Earlier this summer, I was invited to taste the first ever bottling of Scillonian wine from England’s most southerly vineyards. The first vintage of Robert Francis’s Holy Vale wines grown and made on the Isles of Scilly was to be bottled by the Austrian sweet wine meister Willi Opitz. If the connection seems a little tenuous, Robert Francis had been buying Opitz’ wines for his hotel wine list at The Star Castle for 20 years and Willi had hosted a few wine dinners there. When he discovered that Robert had made wine, he offered to help with the bottling.
Three or four years ago, Willi told Robert he had some oak barrels at 300 euros a barrel from Transylvania and said he thought Robert needed a dozen. Since it was a good price, Robert bought and shipped them to be ready for the first Pinot Noir and Chardonnay crop anticipated in 2013. Unfortunately the thrushes, starlings and sparrows had different ideas and he ended up with just 40 litres. Robert still wanted the barrels but Willi said he’d have to wait a month for them. When Robert asked why, Willi told him it was because he had used the barrels for his own wine. He shipped them anyway but having lost the advantage of the first use of new oak, used them for pumping over.
In my first endeavours to get to the Scillies, I was thwarted by storms, so I missed that first bottling. Then, when I tried again, rail strikes prevented me from getting there. So it was third time lucky when the Islander finally took off from Land’s End and deposited its eight passengers on St Mary’s in the Scilly Isles. The good news was that after a rotten summer, it was a fabulously sunny weekend, and so, tasting and drinking the Holy Vale wines apart, I was able to enjoy the facilities of the Francis family’s Star Castle Hotel and do lots of walking and sightseeing on St.Mary’s and the pretty little neighbouring island of St.Agnes which is joined by a sandbar to Gugh.

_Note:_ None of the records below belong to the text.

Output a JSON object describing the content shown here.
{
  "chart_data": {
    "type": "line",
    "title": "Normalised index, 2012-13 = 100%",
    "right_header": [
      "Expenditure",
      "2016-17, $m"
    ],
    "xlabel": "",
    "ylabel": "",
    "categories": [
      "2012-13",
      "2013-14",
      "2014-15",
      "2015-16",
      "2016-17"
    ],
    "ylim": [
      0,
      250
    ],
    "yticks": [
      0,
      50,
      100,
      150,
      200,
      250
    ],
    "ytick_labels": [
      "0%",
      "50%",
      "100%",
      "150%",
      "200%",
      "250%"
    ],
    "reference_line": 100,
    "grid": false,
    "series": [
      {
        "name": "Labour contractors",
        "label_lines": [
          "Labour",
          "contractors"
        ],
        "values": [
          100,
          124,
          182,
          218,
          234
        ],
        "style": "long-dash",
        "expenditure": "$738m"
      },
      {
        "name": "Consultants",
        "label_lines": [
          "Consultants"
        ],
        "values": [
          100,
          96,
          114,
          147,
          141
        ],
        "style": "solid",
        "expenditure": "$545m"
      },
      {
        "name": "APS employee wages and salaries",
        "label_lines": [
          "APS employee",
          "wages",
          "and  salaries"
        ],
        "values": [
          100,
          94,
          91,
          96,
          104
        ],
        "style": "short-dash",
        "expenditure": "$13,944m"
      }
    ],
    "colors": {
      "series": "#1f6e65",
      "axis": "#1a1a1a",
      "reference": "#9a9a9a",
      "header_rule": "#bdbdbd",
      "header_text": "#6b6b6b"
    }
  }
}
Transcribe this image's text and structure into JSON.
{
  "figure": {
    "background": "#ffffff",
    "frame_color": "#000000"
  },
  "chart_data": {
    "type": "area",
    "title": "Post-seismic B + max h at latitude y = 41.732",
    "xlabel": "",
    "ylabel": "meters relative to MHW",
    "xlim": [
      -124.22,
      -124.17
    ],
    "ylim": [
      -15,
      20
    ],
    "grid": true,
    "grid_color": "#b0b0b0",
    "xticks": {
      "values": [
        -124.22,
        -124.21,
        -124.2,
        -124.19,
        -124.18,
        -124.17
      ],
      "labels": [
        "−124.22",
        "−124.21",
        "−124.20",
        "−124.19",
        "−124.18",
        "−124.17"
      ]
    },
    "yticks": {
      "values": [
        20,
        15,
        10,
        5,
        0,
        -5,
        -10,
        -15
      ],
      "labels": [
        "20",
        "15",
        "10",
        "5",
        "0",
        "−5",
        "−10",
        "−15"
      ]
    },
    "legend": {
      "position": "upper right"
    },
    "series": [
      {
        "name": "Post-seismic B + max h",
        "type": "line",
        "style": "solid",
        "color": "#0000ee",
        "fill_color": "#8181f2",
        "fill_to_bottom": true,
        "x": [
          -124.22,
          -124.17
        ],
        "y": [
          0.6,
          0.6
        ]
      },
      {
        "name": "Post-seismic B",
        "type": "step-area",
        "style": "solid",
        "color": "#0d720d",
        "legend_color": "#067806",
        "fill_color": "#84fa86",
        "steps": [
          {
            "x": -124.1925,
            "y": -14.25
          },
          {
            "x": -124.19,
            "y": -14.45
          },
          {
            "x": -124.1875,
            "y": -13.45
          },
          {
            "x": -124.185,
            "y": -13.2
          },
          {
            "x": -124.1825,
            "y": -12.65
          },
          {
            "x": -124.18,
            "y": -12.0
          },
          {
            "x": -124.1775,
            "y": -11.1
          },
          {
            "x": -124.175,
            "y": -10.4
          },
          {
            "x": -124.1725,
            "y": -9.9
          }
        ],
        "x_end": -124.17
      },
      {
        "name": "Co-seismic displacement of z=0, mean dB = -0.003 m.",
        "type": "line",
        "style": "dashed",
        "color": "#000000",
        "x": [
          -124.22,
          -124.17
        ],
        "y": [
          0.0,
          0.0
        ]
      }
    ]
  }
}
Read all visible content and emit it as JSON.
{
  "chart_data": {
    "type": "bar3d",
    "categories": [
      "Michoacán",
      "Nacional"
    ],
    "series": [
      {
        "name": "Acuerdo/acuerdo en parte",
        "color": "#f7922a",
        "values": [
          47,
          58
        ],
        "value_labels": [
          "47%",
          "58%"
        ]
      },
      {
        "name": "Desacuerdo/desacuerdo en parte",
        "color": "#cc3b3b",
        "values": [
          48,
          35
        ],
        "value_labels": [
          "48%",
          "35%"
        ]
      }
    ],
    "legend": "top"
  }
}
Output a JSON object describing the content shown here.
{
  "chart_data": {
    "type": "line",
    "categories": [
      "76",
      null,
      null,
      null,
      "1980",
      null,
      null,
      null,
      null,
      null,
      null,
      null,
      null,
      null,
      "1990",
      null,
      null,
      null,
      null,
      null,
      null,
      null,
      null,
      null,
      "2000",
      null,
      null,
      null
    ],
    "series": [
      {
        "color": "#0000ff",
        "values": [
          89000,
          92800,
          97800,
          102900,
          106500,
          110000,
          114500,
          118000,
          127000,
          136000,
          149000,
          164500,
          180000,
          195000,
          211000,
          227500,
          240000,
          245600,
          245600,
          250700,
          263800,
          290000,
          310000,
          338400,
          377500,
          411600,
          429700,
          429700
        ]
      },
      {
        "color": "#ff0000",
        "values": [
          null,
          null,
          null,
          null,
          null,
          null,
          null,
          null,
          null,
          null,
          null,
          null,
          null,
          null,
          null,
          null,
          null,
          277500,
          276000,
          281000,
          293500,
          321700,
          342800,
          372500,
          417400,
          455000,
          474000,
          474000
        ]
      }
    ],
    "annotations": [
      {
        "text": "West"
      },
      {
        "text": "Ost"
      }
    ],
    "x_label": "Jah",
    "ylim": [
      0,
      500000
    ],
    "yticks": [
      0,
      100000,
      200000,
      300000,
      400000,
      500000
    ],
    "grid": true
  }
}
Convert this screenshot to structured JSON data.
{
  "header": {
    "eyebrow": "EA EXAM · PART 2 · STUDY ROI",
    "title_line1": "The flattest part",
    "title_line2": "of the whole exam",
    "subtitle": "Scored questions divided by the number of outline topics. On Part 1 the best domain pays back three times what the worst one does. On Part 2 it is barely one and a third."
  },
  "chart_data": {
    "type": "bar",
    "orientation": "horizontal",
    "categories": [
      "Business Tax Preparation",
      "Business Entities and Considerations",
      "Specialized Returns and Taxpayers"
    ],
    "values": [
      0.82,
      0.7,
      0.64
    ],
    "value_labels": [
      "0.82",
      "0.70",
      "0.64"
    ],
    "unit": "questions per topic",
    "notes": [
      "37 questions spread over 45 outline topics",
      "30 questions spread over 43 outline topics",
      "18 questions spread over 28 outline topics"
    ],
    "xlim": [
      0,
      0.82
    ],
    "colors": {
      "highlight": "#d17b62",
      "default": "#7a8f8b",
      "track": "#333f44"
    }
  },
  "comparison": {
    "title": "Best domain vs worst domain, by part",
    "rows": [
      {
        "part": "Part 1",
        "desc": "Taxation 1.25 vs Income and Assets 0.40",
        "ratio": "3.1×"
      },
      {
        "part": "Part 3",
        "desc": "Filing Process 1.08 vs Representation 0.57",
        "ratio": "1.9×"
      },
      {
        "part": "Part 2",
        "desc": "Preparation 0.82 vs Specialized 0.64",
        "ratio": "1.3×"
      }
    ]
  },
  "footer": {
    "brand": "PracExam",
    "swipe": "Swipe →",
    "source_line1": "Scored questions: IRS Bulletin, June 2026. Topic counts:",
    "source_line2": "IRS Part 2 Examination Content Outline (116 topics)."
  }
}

It was a few years ago that Robert decided he wanted to plant vines on the Scillies. He had been bitten by the wine bug back in the days when he was a waiter in the family hotel in his home town of Mullion in Cornwall after meeting John Livingston-Learmonth, author of the Wine of the Rhône, and his wife, Fiona. That meeting kicked off a lifelong friendship and a fascination with wine, Pinot Noir, Chardonnay and California wines in particular. As his sons grew older and he realized that they would take over the business, Robert decided to plant a vineyard. ‘I didn’t want to move from Scilly’, he says, ‘and thought it could be great for the business, like having your own market garden, only the garden would be the vineyards and the market the hotel list’
He got Bob Lindo of Camel Valley over who advised against planting Chardonnay or Pinot Noir and to plant Germanic varieties because of the marginal climate. ‘But since I could happily drown in Pinot Noir and Chardonnay and I’m not such a great fan of Germanic varieties’, says Robert,’ I decided to plant and be damned. Besides, I’m pigheaded’. So it was that he got his first commercial crop last year, a respectable total of 2,490 litres of Pinot Noir, with some Chardonnay and Pinot Gris. Why not do sparkling wine like everyone else seems to be doing? ‘I thought about it but it’s still wines that I mostly enjoy and understand. The investment cost of making sparkling wine would be high and having to mature it would knock me out for a year or more. Anyway, there’s not a lot of good English still wine compared to sparkling’.
As a fan of the Star Castle Hotel, Michael Broadbent MW was invited by Robert to open the vineyard and winery last year. This summer, Camilla visited the vineyard on 21st July and as patron of the UKVA was presented by the Francis grandchildren, Sophie, Thomas and William, with a special box containing the five wines bottled this year along with a special sixth bottle, of Schilfwein. Only 12 half-litre bottles of this Austrian-style sweet wine were made, the product of grapes from the 100-year-old vine adorning the ceiling of the conservatory and dried in the traditional way on reed mats in polytunnels at Silver Carn on St. Mary's.
How good is Robert’s Holy Vale wine? I found the first efforts really encouraging. The Pinot Noir Rosé is a summer pudding refreshing apéritif, the Chardonnay a crisp, tart Chablis-style, the Reserve Pinot Noir (brought along in polytunnels) a delicate Burgundian style in Savigny mode, and the Pinot Gris is a revelation of spicy apple and pear refreshment, a match made in heaven for the fresh fish off the trawler Sowenna and, the crowning glory, the plump and juicy lobster that Robert prides himself in catching.